In rust heeft furosemide geen effect op de transmurale druk en op het rode bloedcellen metabolisme. Furosemide heeft als nadeel dat het door zijn diuretische werking een negatief effect heeft op de passieve vulling van het hart en kan hierdoor het hartdebiet verminderen. Dit kan grote gevolgen hebben voor de cardiovasculaire functie. In hoeverre de furosemide therapie kan bijdragen aan het verbeteren of behouden van de prestaties van het paard is nog niet volledig duidelijk.

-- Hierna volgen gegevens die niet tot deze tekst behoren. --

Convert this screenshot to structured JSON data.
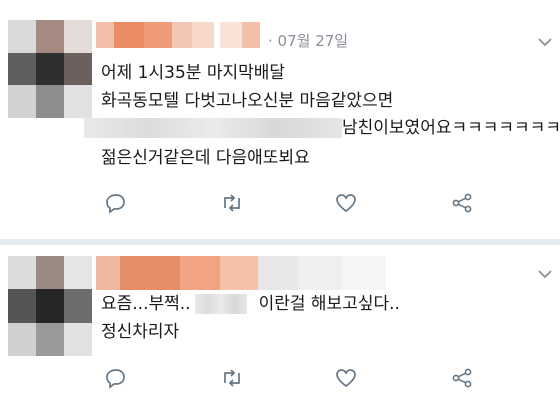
{
  "tweets": [
    {
      "date": "· 07월 27일",
      "avatar_colors": [
        "#d9d9d9",
        "#a58a82",
        "#e4dcd9",
        "#5f5f5f",
        "#2f2f2f",
        "#6b605c",
        "#d2d2d2",
        "#8d8d8d",
        "#e1e1e1"
      ],
      "name_colors": [
        "#f1bfa8",
        "#e98b63",
        "#ee9b77",
        "#f3c7b3",
        "#f6d8c9",
        "#ffffff",
        "#f9e2d6",
        "#f2c0a9"
      ],
      "lines": [
        "어제 1시35분 마지막배달",
        "화곡동모텔 다벗고나오신분 마음같았으면",
        "남친이보였어요ㅋㅋㅋㅋㅋㅋㅋ",
        "젊은신거같은데 다음애또뵈요"
      ],
      "icons": [
        "reply-icon",
        "retweet-icon",
        "like-icon",
        "share-icon"
      ]
    },
    {
      "avatar_colors": [
        "#dcdcdc",
        "#9b8a84",
        "#e5e5e5",
        "#555555",
        "#262626",
        "#6c6c6c",
        "#d0d0d0",
        "#9a9a9a",
        "#e2e2e2"
      ],
      "name_colors": [
        "#f0b79f",
        "#e58d68",
        "#f1a383",
        "#f4c1a9",
        "#e7e7e7",
        "#efefef",
        "#f6f6f6"
      ],
      "line1_start": "요즘...부쩍..",
      "line1_end": "이란걸 해보고싶다..",
      "line2": "정신차리자",
      "icons": [
        "reply-icon",
        "retweet-icon",
        "like-icon",
        "share-icon"
      ]
    }
  ]
}
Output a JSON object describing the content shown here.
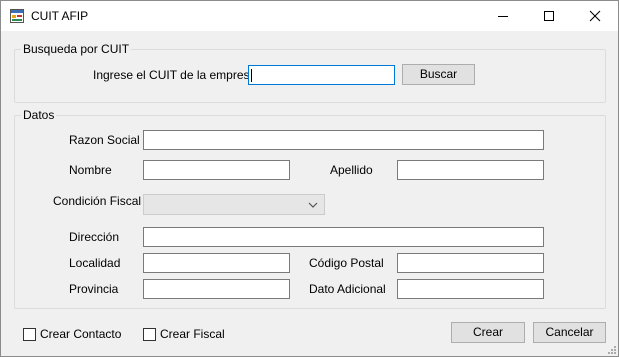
{
  "window": {
    "title": "CUIT AFIP",
    "icon": "app-form-icon"
  },
  "busqueda": {
    "group_label": "Busqueda por CUIT",
    "cuit_label": "Ingrese el CUIT de la empresa",
    "cuit_value": "",
    "search_button": "Buscar"
  },
  "datos": {
    "group_label": "Datos",
    "razon_social_label": "Razon Social",
    "razon_social_value": "",
    "nombre_label": "Nombre",
    "nombre_value": "",
    "apellido_label": "Apellido",
    "apellido_value": "",
    "condicion_fiscal_label": "Condición Fiscal",
    "condicion_fiscal_value": "",
    "direccion_label": "Dirección",
    "direccion_value": "",
    "localidad_label": "Localidad",
    "localidad_value": "",
    "codigo_postal_label": "Código Postal",
    "codigo_postal_value": "",
    "provincia_label": "Provincia",
    "provincia_value": "",
    "dato_adicional_label": "Dato Adicional",
    "dato_adicional_value": ""
  },
  "footer": {
    "crear_contacto_label": "Crear Contacto",
    "crear_contacto_checked": false,
    "crear_fiscal_label": "Crear Fiscal",
    "crear_fiscal_checked": false,
    "crear_button": "Crear",
    "cancelar_button": "Cancelar"
  },
  "colors": {
    "focus_border": "#0078d7",
    "window_bg": "#f0f0f0",
    "titlebar_bg": "#ffffff"
  }
}
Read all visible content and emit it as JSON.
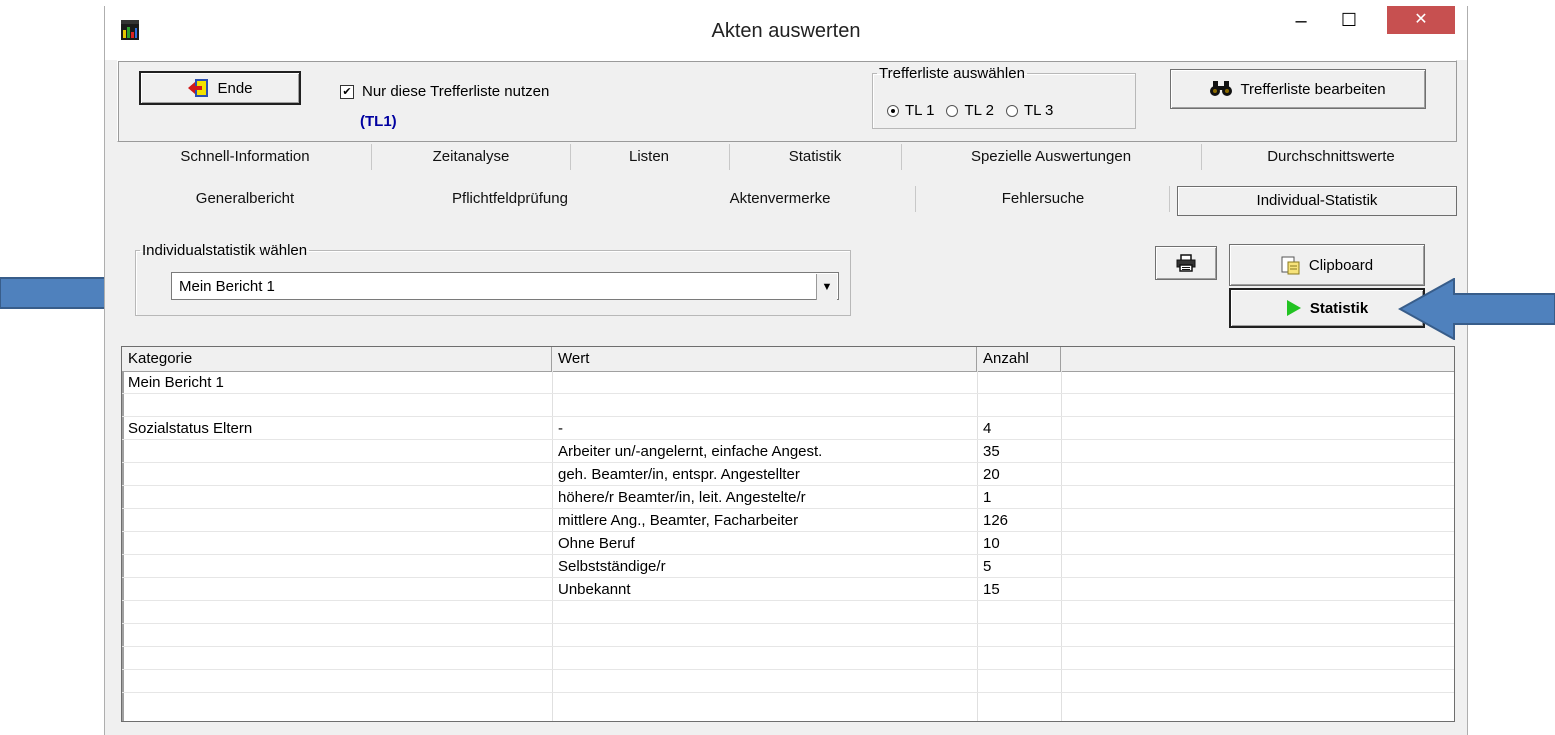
{
  "window": {
    "title": "Akten auswerten",
    "close_glyph": "✕",
    "minimize_glyph": "–",
    "maximize_glyph": "☐"
  },
  "toolbar": {
    "end_label": "Ende",
    "only_hitlist_label": "Nur diese Trefferliste nutzen",
    "only_hitlist_checked": true,
    "hitlist_code": "(TL1)",
    "hitlist_group_label": "Trefferliste auswählen",
    "hitlist_options": [
      "TL 1",
      "TL 2",
      "TL 3"
    ],
    "hitlist_selected": "TL 1",
    "edit_hitlist_label": "Trefferliste bearbeiten"
  },
  "tabs": {
    "row1": [
      "Schnell-Information",
      "Zeitanalyse",
      "Listen",
      "Statistik",
      "Spezielle Auswertungen",
      "Durchschnittswerte"
    ],
    "row2": [
      "Generalbericht",
      "Pflichtfeldprüfung",
      "Aktenvermerke",
      "Fehlersuche",
      "Individual-Statistik"
    ],
    "active": "Individual-Statistik"
  },
  "statistic_panel": {
    "group_label": "Individualstatistik wählen",
    "selected_report": "Mein Bericht 1",
    "clipboard_label": "Clipboard",
    "statistik_label": "Statistik"
  },
  "table": {
    "headers": [
      "Kategorie",
      "Wert",
      "Anzahl"
    ],
    "rows": [
      [
        "Mein Bericht 1",
        "",
        ""
      ],
      [
        "",
        "",
        ""
      ],
      [
        "Sozialstatus Eltern",
        "-",
        "4"
      ],
      [
        "",
        "Arbeiter un/-angelernt, einfache Angest.",
        "35"
      ],
      [
        "",
        "geh. Beamter/in, entspr. Angestellter",
        "20"
      ],
      [
        "",
        "höhere/r Beamter/in, leit. Angestelte/r",
        "1"
      ],
      [
        "",
        "mittlere Ang., Beamter, Facharbeiter",
        "126"
      ],
      [
        "",
        "Ohne Beruf",
        "10"
      ],
      [
        "",
        "Selbstständige/r",
        "5"
      ],
      [
        "",
        "Unbekannt",
        "15"
      ],
      [
        "",
        "",
        ""
      ],
      [
        "",
        "",
        ""
      ],
      [
        "",
        "",
        ""
      ],
      [
        "",
        "",
        ""
      ]
    ]
  },
  "colors": {
    "arrow": "#4f81bd",
    "arrow_border": "#385d8a",
    "close": "#c75050",
    "statistik_play": "#22c322",
    "hitlist_code": "#0000a0"
  }
}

Vaak wordt het toedienen van furosemide gecombineerd met andere therapieën. Eén van de meest populaire methode is het beademen van de paarden. Dit kan gedaan worden met, door waterverzadigde lucht.
Ook voegen eigenaars van paarden graag verschillende supplementen toe aan het dieet van het paard. De effectiviteit hiervan is echt zelden bewezen.
Sommige supplementen zouden, zoals eerder vermeld, mogelijks een effect hebben op de, door vrije radicale geïnduceerde, inflammatoire processen ter hoogte van de long. Er bestaat een theorie dat inflammatie de long meer predisponeert voor het ontwikkelen van een EIPH.
Recentelijk is het anti-fibrotische geneesmiddel Aminocarproidzuur (amicar) voorgesteld om de gevolgen van EIPH te verminderen en de prestaties van het paard te verbeteren.
Ook Nitrietoxide (zit in bietensap) of nitrietoxide derivaten worden steeds meer gebruikt. Dit heeft een vasodilatoir effect en kan zorgen voor het verminderen van de pulmonaire vasculaire druk.
Daarnaast wordt vaak gebruikt gemaakt van nasale dilatoren. Deze zorgen voor het stabiliseren van de huid en de spieren rond de neusgaten en verminderen hierdoor de luchtweerstand. De negatieve druk tijdens inspiratie neemt af en de transmurale druk verlaagt. Dit zou kunnen helpen in het verminderen van EIPH.
Alle bovenstaande ‘therapieën’ werken eerder preventief dan curatief. Gezien vrijwel alle paarden die een zware inspanning moeten leveren enige vorm van EIPH ondergaan en de meeste therapieën toch niet zo succesvol zijn om dit te voorkomen wordt vooral geprobeerd de schade te beperken. Zo kan bijvoorbeeld worden geprobeerd de inflammatoire reactie op het extravasculaire bloed en de hemosiderine in de alveoli en het interstitium te verminderen. Deze blijvende inflammatie kan namelijk het progressief karakter van de EIPH verergeren en zorgen voor vernietiging van het long parenchym.
Omdat luchtweg aandoeningen in belangrijke mate kunnen bijdragen aan het optreden van EIPH is het van groot belang deze te behandelen of te voorkomen. Een goede hygiëne en ventilatie moeten in acht worden genomen en ook het tijdens de race of training inhaleren van stof dient zoveel mogelijk te worden beperkt. Wanneer herhaaldelijk EIPH optreedt in combinatie met minder presteren is het aan te raden het paard verder te onderzoeken en het management te controleren. Training heeft waarschijnlijk geen effect op het verbeteren van de EIPH. Wanneer het probleem blijft terugkomen is het beter dat het paard zijn carrière voorzet in een minder intensieve tak van de paardensport.